HTML::TextExtractor::LangDetect - Page Language Detection
Overview of the scraper

HTML::TextExtractor::LangDetect determines the website language, as well as the detection accuracy in percentage. Supports multi-page parsing and navigation to internal pages of the site up to a specified depth, which allows traversing all site pages, collecting internal and external links. It has built-in means for bypassing CloudFlare protection and also the ability to select Chrome as the engine for scraping emails from pages where data is loaded by scripts. It can reach speeds up to 2000 requests per minute – which is 120 000 links per hour.Collected data
- Determines website language
- Determination accuracy in %
Capabilities
- Multi-page parsing (page navigation)
- Supports gzip/deflate/brotli compression
- Detection and conversion of website encodings to UTF-8
- Bypass CloudFlare protection
- Engine selection (HTTP or Chrome)
- Website language detection without using third-party services
- Determination accuracy in %
Use cases
- Selecting domains with a specific content language
Queries
As queries, you need to specify a list of websites, for example:
http://a-parser.com/
http://yandex.ru/
http://google.com/
http://vk.com/
http://facebook.com/
http://youtube.com/
Output results examples
A-Parser supports flexible output formatting thanks to the built-in templating engine Template Toolkit, which allows it to output results in an arbitrary form, as well as in a structured format, such as CSV or JSON
Default output
Result format:
$query: $lang\n
Result example:
http://vk.com/: RUSSIAN
http://a-parser.com/: RUSSIAN
http://yandex.ru/: RUSSIAN
http://youtube.com/: ENGLISH
http://google.com/: ENGLISH
http://facebook.com/: ENGLISH
Possible settings
| Parameter Name | Default Value | Description |
|---|---|---|
| Good status | All | Select which server response is considered successful.
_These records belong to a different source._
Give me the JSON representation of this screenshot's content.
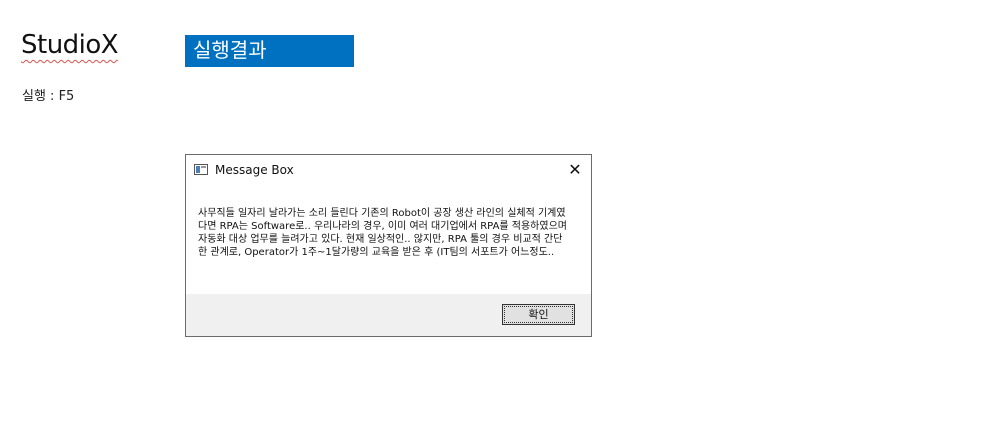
{
  "header": {
    "brand": "StudioX",
    "section_title": "실행결과",
    "run_hint": "실행 : F5"
  },
  "message_box": {
    "title": "Message Box",
    "app_icon": "window-app-icon",
    "close_icon": "close-icon",
    "message": "사무직들 일자리 날라가는 소리 들린다 기존의 Robot이 공장 생산 라인의 실체적 기계였다면 RPA는 Software로.. 우리나라의 경우, 이미 여러 대기업에서 RPA를 적용하였으며 자동화 대상 업무를 늘려가고 있다. 현재 일상적인.. 않지만, RPA 툴의 경우 비교적 간단한 관계로, Operator가 1주~1달가량의 교육을 받은 후 (IT팀의 서포트가 어느정도..",
    "ok_label": "확인"
  },
  "colors": {
    "banner_bg": "#0070c0",
    "footer_bg": "#f0f0f0"
  }
}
If the scraper receives a different response during parsing, the request will be retried with a different proxy. |
| Good code RegEx | Option to specify a regular expression to check the response code. | |
| Method | GET | Request method. |
| POST body | Content to send to the server when using the POST method. Supports variables $query – request URL, $query.orig – original query, and $pagenum - page number when using the Use Pages option. | |
| Cookies | Option to specify cookies for the request. | |
| User agent | Mozilla/4.0 (compatible; MSIE 6.0; Windows NT 5.1; SV1) | User-Agent header when requesting pages. |
| Additional headers | Option to specify arbitrary request headers with support for templating features and using variables from the query constructor. | |
| Read only headers | ☐ | Read headers only. In some cases, this saves traffic if content processing is not needed. |
| Detect charset on content | ☐ | Recognize encoding based on page content. |
| Emulate browser headers | ☐ | Emulate browser headers. |
| Max redirects count | 7 | Maximum number of redirects the scraper will follow. |
| Max cookies count | 16 | Maximum number of cookies to save. |
| Bypass CloudFlare | ☑ | Automatic bypass of CloudFlare check. |
| Follow common redirects | ☑ | Allows http <-> https and www.domain <-> domain redirects within the same domain, bypassing the Max redirects count limit. |
| Engine | HTTP (Fast, JavaScript Disabled) | Allows you to choose between the HTTP engine (faster, no JavaScript) or Chrome (slower, JavaScript enabled). |
| Chrome Headless | ☐ | If this option is enabled, the browser will not be displayed. |
| Chrome DevTools | ☑ | Allows the use of Chromium debugging tools. |
| Chrome Log Proxy connections | ☑ | If this option is enabled, information about chrome connections will be output to the log. |
| Chrome Wait Until | networkidle2 | Determines when a page is considered loaded. Learn more about the values. |
| Use HTTP/2 transport | ☐ | Determines whether to use HTTP/2 instead of HTTP/1.1. For example, Google and Majestic immediately ban if HTTP/1.1 is used. |
| Bypass CloudFlare with Chrome(Experimental) | ☐ | CF bypass via Chrome. |
| Bypass CloudFlare with Chrome Max Pages | Max. number of pages when bypassing CF via Chrome. |